I don't know how to explain what Mom and Marjorie taught me about being friends. I got an afternoon alone with Marj last year and we both considered it a treat after so many years of multiple-member family gatherings. We talked and talked, which is something I wasn't used to with an 82 year old. I finally asked her - because I couldn't remember - what she and Mom used to talk about over bourbon on those late afternoons. She said they just talked about us, family... and maybe some current events.

I do believe those were the times of Nixon and Vietnam. I do believe there were current events discussed. But the only bitching I remember about marriage was Mom's. Marjorie was silent.

Marjorie taught me important things like how to mow a lawn, how to crack ice with the back of a spoon, and what the symptoms of menopause are. Marj would suddenly be overcome with heat, and rip off her blouse in mid-sentence, saying "I'm sorry. I can't. It's just too hot!" Then five minutes later, she'd have the shirt back on with an afghan around her, shivering with chills. Her bras were fine and pointy, like those Christian Delacroix ones that Madonna wore. It was my first experience sitting around with a woman in underwear. It didn't seem odd at all.

The way I've described Marjorie to friends is, "she's my auxiliary mother." Having her in my life has often made me want to start a charity of non-affiliated women who would mentor girls - or at least just be their backups - and it was going to be called being "a Marjorie."

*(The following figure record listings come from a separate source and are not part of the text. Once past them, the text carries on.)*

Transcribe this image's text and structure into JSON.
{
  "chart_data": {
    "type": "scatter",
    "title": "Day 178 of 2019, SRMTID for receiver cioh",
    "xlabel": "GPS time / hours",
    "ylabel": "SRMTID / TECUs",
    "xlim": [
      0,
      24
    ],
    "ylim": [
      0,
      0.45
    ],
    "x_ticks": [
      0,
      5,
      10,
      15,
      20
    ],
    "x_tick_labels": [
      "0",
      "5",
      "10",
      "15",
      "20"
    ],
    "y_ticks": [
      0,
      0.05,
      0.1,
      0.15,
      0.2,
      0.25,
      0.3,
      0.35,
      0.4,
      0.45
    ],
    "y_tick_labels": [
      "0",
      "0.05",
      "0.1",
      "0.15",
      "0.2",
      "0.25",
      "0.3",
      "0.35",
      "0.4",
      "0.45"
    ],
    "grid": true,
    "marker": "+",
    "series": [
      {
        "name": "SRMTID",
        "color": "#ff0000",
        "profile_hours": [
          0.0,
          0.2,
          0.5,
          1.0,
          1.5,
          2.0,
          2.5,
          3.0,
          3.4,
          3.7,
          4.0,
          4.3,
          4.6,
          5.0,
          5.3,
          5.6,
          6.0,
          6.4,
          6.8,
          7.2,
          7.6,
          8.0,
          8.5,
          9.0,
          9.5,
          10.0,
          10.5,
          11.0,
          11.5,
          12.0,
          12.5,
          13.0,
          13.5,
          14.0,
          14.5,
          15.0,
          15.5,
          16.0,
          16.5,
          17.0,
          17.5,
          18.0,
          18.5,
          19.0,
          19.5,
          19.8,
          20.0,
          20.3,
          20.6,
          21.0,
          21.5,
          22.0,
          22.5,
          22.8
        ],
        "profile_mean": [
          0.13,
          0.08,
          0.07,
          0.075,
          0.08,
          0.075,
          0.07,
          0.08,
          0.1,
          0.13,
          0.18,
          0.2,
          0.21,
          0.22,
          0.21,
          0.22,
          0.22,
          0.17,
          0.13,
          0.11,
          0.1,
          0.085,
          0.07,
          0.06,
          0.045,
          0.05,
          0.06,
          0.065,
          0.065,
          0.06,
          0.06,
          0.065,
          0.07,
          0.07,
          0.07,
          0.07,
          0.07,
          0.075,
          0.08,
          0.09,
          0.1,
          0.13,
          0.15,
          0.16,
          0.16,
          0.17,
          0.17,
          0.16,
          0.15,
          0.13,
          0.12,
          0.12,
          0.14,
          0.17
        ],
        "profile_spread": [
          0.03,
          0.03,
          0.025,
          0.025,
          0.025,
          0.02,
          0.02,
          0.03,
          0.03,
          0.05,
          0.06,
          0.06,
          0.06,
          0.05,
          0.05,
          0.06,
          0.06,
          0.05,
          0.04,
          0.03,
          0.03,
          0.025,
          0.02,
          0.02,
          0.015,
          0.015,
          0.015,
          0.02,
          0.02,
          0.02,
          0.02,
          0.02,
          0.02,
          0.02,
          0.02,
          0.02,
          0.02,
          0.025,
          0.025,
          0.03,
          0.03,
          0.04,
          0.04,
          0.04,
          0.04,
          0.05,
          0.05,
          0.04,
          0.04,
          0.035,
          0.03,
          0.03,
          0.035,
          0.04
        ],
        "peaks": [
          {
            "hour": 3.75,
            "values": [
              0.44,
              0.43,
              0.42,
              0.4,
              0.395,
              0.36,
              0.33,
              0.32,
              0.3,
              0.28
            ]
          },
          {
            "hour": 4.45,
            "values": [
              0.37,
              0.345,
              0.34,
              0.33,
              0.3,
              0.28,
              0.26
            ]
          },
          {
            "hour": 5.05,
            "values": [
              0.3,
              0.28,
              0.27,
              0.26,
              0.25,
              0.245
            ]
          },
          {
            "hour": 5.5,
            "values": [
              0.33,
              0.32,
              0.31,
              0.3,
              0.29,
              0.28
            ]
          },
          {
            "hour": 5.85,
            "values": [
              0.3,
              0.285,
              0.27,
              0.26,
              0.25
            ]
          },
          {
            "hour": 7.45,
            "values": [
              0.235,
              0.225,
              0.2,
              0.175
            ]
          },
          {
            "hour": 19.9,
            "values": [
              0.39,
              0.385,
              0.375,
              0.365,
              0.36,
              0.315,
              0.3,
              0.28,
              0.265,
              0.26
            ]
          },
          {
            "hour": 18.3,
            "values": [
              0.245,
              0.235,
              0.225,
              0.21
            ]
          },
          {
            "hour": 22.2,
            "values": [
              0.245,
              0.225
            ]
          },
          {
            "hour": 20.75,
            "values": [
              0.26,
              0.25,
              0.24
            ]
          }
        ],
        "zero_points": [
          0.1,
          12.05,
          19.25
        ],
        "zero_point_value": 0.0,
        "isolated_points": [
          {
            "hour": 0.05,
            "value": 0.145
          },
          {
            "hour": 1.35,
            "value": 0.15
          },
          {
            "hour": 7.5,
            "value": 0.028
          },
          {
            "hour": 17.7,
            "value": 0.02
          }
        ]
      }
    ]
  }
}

Being a Marjorie would mean that you always had to be there for a young woman, no matter how bad the circumstances. You had to talk her down off any ledges and protect her from the world, all while giving her motherly, sound advice on what to do. You had to have the extra couple hundred bucks that could make all the difference to someone who's 19 years old and be willing to part with it. You had to be a rock. I never had to call on Marjorie for that because I could always go to Mom, but I knew she was there.

When my friend Christine had her first baby, I told her that I was going to be his Marjorie. I doubt she remembers it and I know I didn't say it that way. But I told her I would always be there for that boy and for any other children she had. And that if they ever came to me for help and didn't want her to know, I would honor their request. I would use my best judgment to take care of her children and help them out of the scrapes young people sometimes get into. I would be their Marjorie.

I don't know how you learn this role except for having had someone be there for you. But my mother and Marj's friendship shaped my life. It made me who I am today. It made me someone who can count among her greatest accomplishments that I still have the first friend I ever made (in the sandbox when I was one) in my life and we still like each other.

My family probably thinks I have too many friends. My friends think I'm too involved with my family. What they don't realize is I don't see any difference between the two. I love them both. And I owe that way of living to the two women at the top of this page.

Thanks to both Mom and Marjorie. How could they leave me here alone? Oh, that's right. I'm not.